Solo lo hizo cuando quise detenerme la segunda vez —respondió.
¿Le había hecho alguna otra vez esa amenaza?
—No lo recuerdo.
¿Habló de divorcio?
Steve miró a su interlocutor con una repentina indignación, frunció las cejas y golpeó con el puño sobre la mesa.
—¡Ni por un momento se habló de eso! ¿Adónde quiere ir usted a parar? Me tomé una copa de más. Y quería tomar otra. Intercambiamos algunas frases más o menos duras. Mi mujer me previno de que, si volvía a salir del coche para entrar en un bar, continuaría el viaje sin mí…
Su ira se transformaba paulatinamente en un doloroso estupor.
—¿Ha creído usted realmente que ella pensaba abandonarme para siempre? Pero, en ese caso…
Eso le hacía enfocar las cosas de un modo tal que le faltaban palabras para expresar lo que sentía con exactitud. Era peor de lo que había creído. Si el teniente tomaba nota con tanto cuidado de sus respuestas, si mostraba un rostro impasible, sin concederle la consideración que se muestra hacia cualquier hombre cuya esposa sido herida gravemente, era porque creía que había sido él quien…

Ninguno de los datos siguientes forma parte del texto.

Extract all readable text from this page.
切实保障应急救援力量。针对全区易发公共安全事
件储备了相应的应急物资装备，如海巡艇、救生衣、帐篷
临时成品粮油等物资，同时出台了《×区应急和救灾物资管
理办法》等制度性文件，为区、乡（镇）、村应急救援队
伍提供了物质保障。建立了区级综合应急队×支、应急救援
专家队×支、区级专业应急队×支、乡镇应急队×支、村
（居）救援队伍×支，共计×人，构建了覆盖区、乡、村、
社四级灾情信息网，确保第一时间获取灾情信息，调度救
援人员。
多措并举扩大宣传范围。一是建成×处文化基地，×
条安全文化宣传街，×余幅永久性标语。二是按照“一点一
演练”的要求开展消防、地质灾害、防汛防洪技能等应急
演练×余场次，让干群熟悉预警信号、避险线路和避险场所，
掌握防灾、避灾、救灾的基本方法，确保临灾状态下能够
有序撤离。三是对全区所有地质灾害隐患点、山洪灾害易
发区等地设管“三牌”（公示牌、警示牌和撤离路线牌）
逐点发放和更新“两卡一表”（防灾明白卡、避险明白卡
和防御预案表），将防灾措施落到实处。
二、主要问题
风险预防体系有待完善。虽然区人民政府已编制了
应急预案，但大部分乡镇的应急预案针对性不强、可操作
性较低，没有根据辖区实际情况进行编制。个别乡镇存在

Se olvidó de la puerta abierta y elevó el tono de su voz, sin indignación, no obstante, porque se sentía demasiado aplastado por el estupor como para poder indignarse:
—¡Realmente ha pensado usted eso! Pero, teniente, míreme, se lo ruego, míreme de frente, y dígame si tengo el aspecto de…
Precisamente, en esos momentos tenía el aspecto de cualquier cosa, incluida la que pensaba el teniente, con los ojos casi líquidos, los párpados hinchados, la barba de dos días y la camisa sucia. Su aliento apestaba a whisky y sus dedos, en cuanto dejaban de apoyarse en la mesa, empezaban a temblar.
Pregúnteselo a Nancy. Ella le dirá que nunca…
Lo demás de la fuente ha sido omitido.